The movie Peter O’Toole called “an example of true, true bottomless stupidity”
When parents tell their children not to smoke or drink, they usually try to couch it in terms of altruism that a life of hard drinking and carousing will only lead to pain and misery, so do your future self a favour and stay out of it, but what they probably will not talk about is Peter O’Toole, because he renders all cautionary tales moot.
By all accounts, O’Toole was one of the hardest drinkers in Hollywood, which is really (really) saying something. Alongside Richard Burton, he drank his way through most of the 1950s, ‘60s, and ‘70s while maintaining a starry acting career, but unlike the former, he seemed to have an absolutely fantastic time doing it. He nearly died several times, of course, but when he finally kicked the bucket in 2013, he’d made it all the way to 81.

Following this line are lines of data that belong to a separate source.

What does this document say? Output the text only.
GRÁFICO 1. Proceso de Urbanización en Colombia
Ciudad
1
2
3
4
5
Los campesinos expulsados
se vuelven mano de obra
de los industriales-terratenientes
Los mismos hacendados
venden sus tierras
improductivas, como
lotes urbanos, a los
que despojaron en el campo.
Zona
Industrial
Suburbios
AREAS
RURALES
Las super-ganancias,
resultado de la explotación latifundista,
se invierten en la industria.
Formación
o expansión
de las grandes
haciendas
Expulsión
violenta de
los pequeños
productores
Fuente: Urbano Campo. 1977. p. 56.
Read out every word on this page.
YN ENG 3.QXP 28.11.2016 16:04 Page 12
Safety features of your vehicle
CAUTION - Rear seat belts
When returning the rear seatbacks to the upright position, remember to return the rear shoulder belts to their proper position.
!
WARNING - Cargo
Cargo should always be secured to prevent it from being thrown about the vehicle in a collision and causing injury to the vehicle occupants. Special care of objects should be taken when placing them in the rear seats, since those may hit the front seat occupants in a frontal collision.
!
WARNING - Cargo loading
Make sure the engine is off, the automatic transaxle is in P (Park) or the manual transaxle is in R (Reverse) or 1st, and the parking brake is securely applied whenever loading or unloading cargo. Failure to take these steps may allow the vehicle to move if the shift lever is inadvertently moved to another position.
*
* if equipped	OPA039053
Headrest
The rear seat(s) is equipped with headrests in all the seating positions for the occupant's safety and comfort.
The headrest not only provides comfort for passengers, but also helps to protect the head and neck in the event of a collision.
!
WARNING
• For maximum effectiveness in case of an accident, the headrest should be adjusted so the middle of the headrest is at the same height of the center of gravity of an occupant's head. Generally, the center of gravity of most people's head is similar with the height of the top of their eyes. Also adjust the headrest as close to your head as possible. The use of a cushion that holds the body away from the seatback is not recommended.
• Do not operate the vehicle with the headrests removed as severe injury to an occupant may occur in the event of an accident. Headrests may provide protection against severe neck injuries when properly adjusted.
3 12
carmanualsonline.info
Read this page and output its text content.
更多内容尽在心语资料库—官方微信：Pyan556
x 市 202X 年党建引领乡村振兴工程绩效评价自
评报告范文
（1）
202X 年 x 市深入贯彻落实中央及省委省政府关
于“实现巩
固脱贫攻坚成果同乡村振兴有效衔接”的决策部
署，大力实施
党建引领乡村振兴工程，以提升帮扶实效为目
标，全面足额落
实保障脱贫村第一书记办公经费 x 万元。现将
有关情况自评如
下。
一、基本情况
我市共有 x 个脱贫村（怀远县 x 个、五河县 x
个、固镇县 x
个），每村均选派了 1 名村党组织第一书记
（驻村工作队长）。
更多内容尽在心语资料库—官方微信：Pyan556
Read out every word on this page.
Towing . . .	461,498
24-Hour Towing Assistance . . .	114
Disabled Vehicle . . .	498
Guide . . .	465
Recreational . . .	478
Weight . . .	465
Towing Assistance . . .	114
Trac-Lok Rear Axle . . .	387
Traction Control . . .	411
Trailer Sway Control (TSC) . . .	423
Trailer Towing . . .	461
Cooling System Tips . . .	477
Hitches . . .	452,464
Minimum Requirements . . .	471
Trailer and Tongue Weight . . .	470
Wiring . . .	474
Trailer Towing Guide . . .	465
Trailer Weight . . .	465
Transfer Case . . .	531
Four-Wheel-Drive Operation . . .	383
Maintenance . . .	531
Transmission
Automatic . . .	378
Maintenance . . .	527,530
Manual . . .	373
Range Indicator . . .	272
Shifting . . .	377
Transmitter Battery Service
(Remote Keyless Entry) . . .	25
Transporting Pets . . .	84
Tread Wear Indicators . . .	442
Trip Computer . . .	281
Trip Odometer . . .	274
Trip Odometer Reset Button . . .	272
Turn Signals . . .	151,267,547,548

Whether through financial necessity or love of the game, he worked all the way to the end of his life and beyond, thanks to a handful of posthumous releases, but in that time, there were plenty of movies that he probably wished he hadn’t made. The Nutcracker Prince was hardly necessary, and that bonkers supernatural thriller Phantoms was pretty uncalled for, too, but for O’Toole, the dumbest of all of his films was a harmless comedy in which he played a plummy royal secretary.
“King Ralph is an example of true, true bottomless stupidity,” he told the BBC in 2007, “This was a script that was on very, very thin ice indeed”.
Directed by David S Ward, the film takes place shortly after the entire royal family is accidentally electrocuted to death by a photographer (hilarious!), and the nearest heir to the throne is a slacker of a lounge singer in Las Vegas, played by John Goodman. O’Toole co-stars as the surviving servant of the crown who tries to tame the Yank’s revolting Americanness.
It’s a profoundly idiotic premise, and the execution isn’t much better, but O’Toole thought that it had some potential. Despite the thinness of the ice of the script, he explained, they had skaters who could handle it, such as Goodman, Leslie Phillips, of Carry On fame, Richard Griffiths, and character actor James Villiers, who were all part of the cast, as was English acting royalty John Hurt, but none of it mattered because, according to O’Toole, the director thought he was dealing with Shakespeare, not a bit of fluff.
The actor might have thought the whole thing was a lost opportunity, but Goodman had other recollections, and in a 2019 interview, The Big Lebowski star revealed that he struck up a friendship with his late co-star during the production of the film.
O’Toole would regale him with stories, and he would hang breathlessly on every word, and since the English actor had given up drinking by then, he satisfied himself by watching Goodman drink.
The former might not have mentioned this when discussing the production of King Ralph, but it’s a wholesome image of the lanky, greying Briton and gregarious American shooting the breeze over a single pint at a dingy pub in the early ‘90s, enough to make you believe in the magic of cinema, even if there was no magic whatsoever on screen.